A brute force attack consists of trying every possible code, combination or password until the right one is found. For example, a simple brute force attack may have a dictionary of all words or commonly used passwords and browse through those words until it gains access to the account.

Man in the middle attack

A “man in the middle attack” is a type of attack where a malicious hacker inserts himself into a conversation between two persons or systems and gains access to information that the two send each other. A “man in the middle attack” allows a malicious hacker to intercept, send and receive data meant for somebody else.

Port scan

Port scanning is an approach to probe a remote computer for open ports. Essentially, a port scan consists of sending a message to each port. When a port is open, it can be exploited by a known vulnerability.
The majority of uses of a port scan are not attacks, they are simple probes to determine if services are available on a remote machine’s port.


Scam describes any fraudulent business or scheme that takes money or other goods from an unsuspecting person.
Example :
Once a scammer gains access to a social media account, he can send messages to the victim’s online friends like : “Hey, please send 20 text messages to this number so I can win this beauty contest”. This will cost the caller “a lot of money” for the scammer’s gain.

Social engineering

Social engineering is a non-technical kind of intrusion that relies on human interaction and involves tricking other people to bypass normal security.

Social engineering is a component of many types of exploits :

  • Virus writers use social engineering tricks to persuade people to run malware via e-mail attachments
  • Phishers use social engineering to convince people to divulge sensitive information
  • Social engineering is used in scareware to frighten people into running software that is combined with malware


A backdoor is a method of bypassing authentication procedures. A backdoor can be installed by malicious software to allow attackers and malware to enter.
A backdoor can also be installed by a system administrator in order to have access to the computer system for troubleshooting or other purposes. A backdoor is always a security risk !


Botnets are coordinated and infected computers controlled by an attacker. The attacker can give instructions to all the infected computers simultaneously. Attackers use botnets to send out spam, spread viruses, attack Web servers, etc.
An infected computer is referred to as a zombie or bot (the term bot is short for robot) .

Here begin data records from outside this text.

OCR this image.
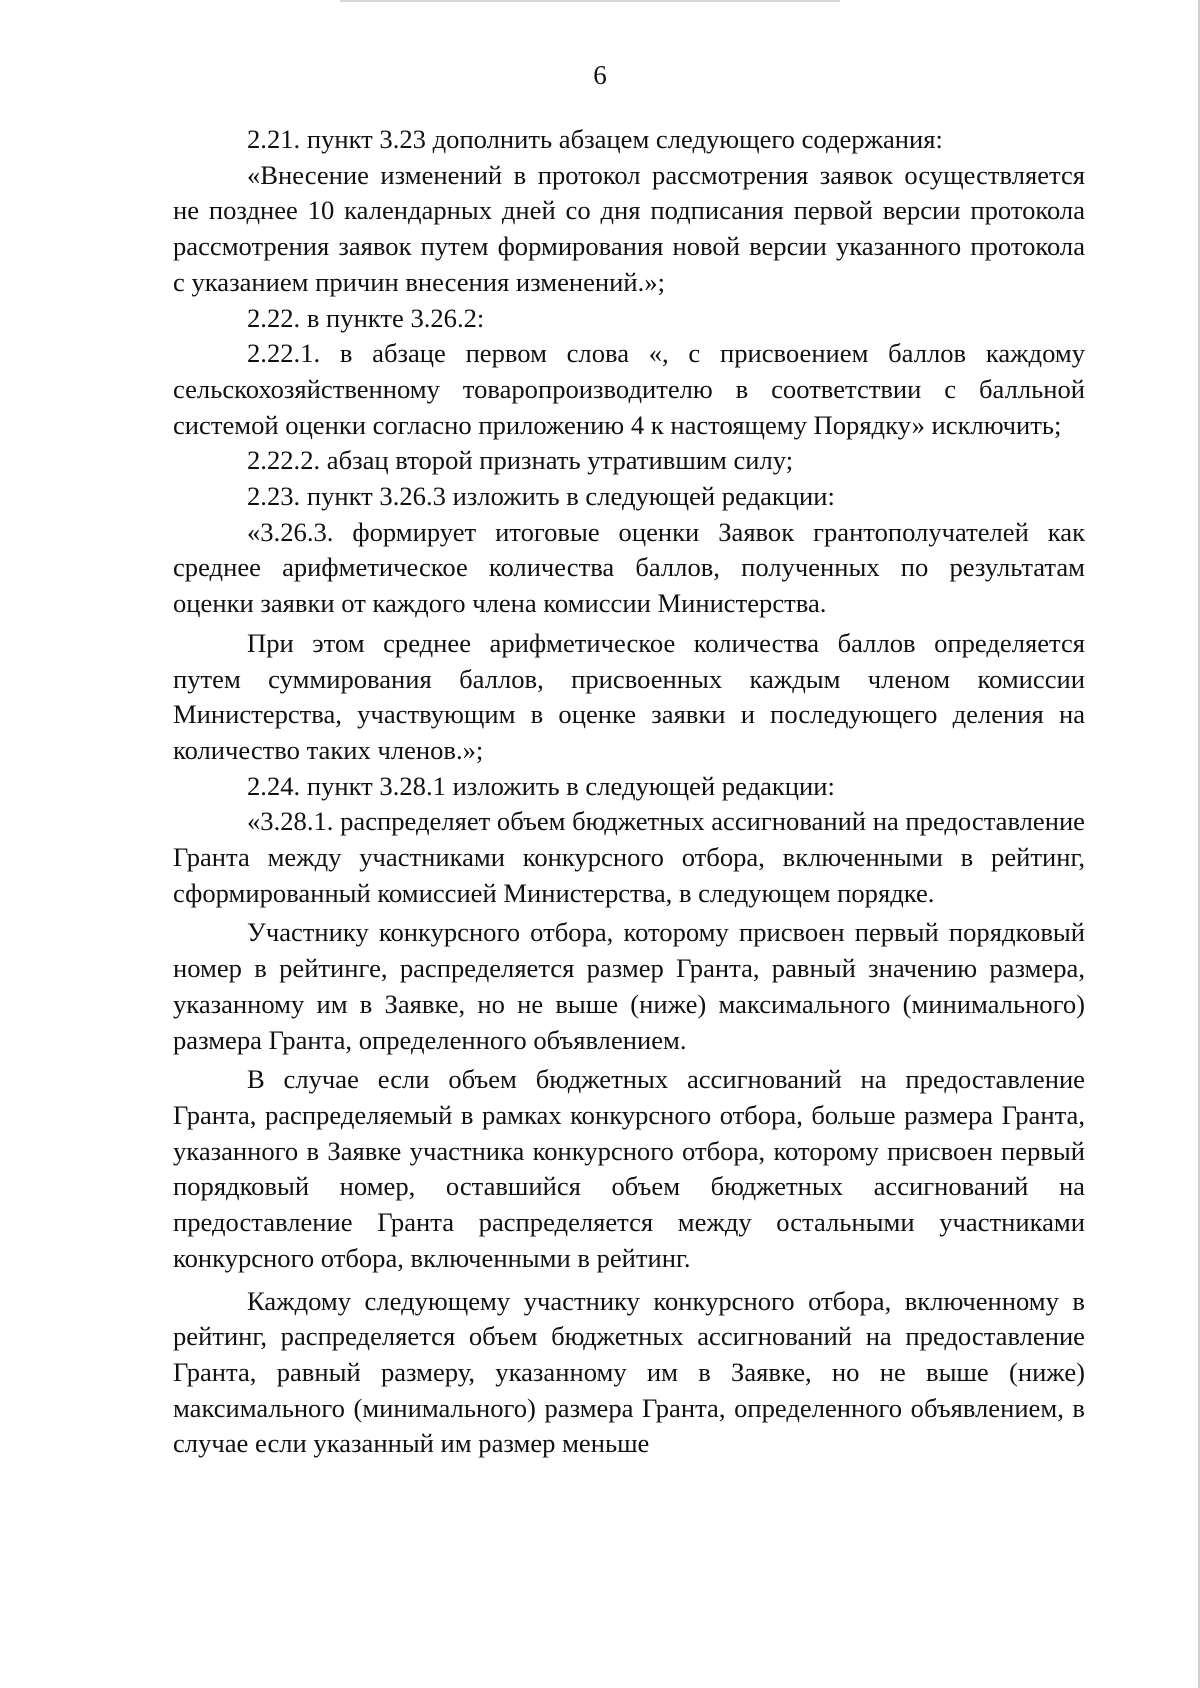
6

2.21. пункт 3.23 дополнить абзацем следующего содержания:

«Внесение изменений в протокол рассмотрения заявок осуществляется не позднее 10 календарных дней со дня подписания первой версии протокола рассмотрения заявок путем формирования новой версии указанного протокола с указанием причин внесения изменений.»;

2.22. в пункте 3.26.2:

2.22.1. в абзаце первом слова «, с присвоением баллов каждому сельскохозяйственному товаропроизводителю в соответствии с балльной системой оценки согласно приложению 4 к настоящему Порядку» исключить;

2.22.2. абзац второй признать утратившим силу;

2.23. пункт 3.26.3 изложить в следующей редакции:

«3.26.3. формирует итоговые оценки Заявок грантополучателей как среднее арифметическое количества баллов, полученных по результатам оценки заявки от каждого члена комиссии Министерства.

При этом среднее арифметическое количества баллов определяется путем суммирования баллов, присвоенных каждым членом комиссии Министерства, участвующим в оценке заявки и последующего деления на количество таких членов.»;

2.24. пункт 3.28.1 изложить в следующей редакции:

«3.28.1. распределяет объем бюджетных ассигнований на предоставление Гранта между участниками конкурсного отбора, включенными в рейтинг, сформированный комиссией Министерства, в следующем порядке.

Участнику конкурсного отбора, которому присвоен первый порядковый номер в рейтинге, распределяется размер Гранта, равный значению размера, указанному им в Заявке, но не выше (ниже) максимального (минимального) размера Гранта, определенного объявлением.

В случае если объем бюджетных ассигнований на предоставление Гранта, распределяемый в рамках конкурсного отбора, больше размера Гранта, указанного в Заявке участника конкурсного отбора, которому присвоен первый порядковый номер, оставшийся объем бюджетных ассигнований на предоставление Гранта распределяется между остальными участниками конкурсного отбора, включенными в рейтинг.

Каждому следующему участнику конкурсного отбора, включенному в рейтинг, распределяется объем бюджетных ассигнований на предоставление Гранта, равный размеру, указанному им в Заявке, но не выше (ниже) максимального (минимального) размера Гранта, определенного объявлением, в случае если указанный им размер меньше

Example : Drive by download -> Trojans are installed on multiple computers -> the Trojans open a backdoor -> attackers are controlling the computers (botnet) -> attackers start a coordinated DoS attack on a Web server -> the Web server breaks down.

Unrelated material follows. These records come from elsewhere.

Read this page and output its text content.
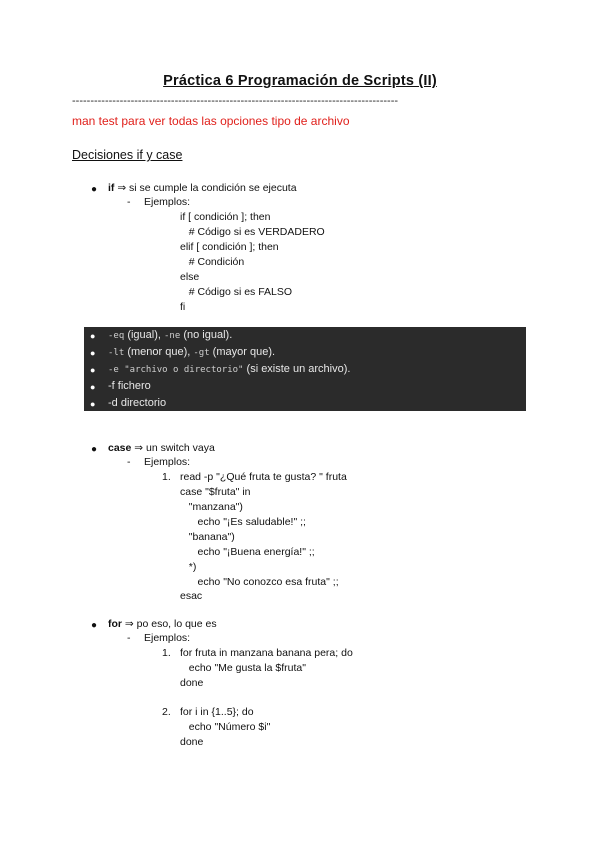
Práctica 6 Programación de Scripts (II)
-----------------------------------------------------------------------------------------
man test para ver todas las opciones tipo de archivo
Decisiones if y case
● if ⇒ si se cumple la condición se ejecuta
- Ejemplos:
if [ condición ]; then
# Código si es VERDADERO
elif [ condición ]; then
# Condición
else
# Código si es FALSO
fi
● -eq (igual), -ne (no igual).
● -lt (menor que), -gt (mayor que).
● -e "archivo o directorio" (si existe un archivo).
● -f fichero
● -d directorio
● case ⇒ un switch vaya
- Ejemplos:
1. read -p "¿Qué fruta te gusta? " fruta
case "$fruta" in
"manzana")
echo "¡Es saludable!" ;;
"banana")
echo "¡Buena energía!" ;;
*)
echo "No conozco esa fruta" ;;
esac
● for ⇒ po eso, lo que es
- Ejemplos:
1. for fruta in manzana banana pera; do
echo "Me gusta la $fruta"
done
2. for i in {1..5}; do
echo "Número $i"
done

E-mail spam is also known as junk e-mail. Spam is the abuse of e-mail to send bulk messages indiscriminately. Spam is sending identical e-mails (or nearly identical) to numerous recipients. Botnets (see above) are used to send about 80% of spam. Spam can be annoying but harmless, but some spam can be part of an identity theft or other attacks (see below).

Directory harvest attack

This is a method spammers use to obtain valid e-mail addresses. Random names are generated and sent out to valid domains. If an undeliverable message does not return, the name is assumed to be genuine. The valid e-mails are then added to a spam database.
An aggressive “directory harvest attack” can place such intense demands on the e-mail server that it slows down. This has a similar effect as a “denial of service attack” (see above).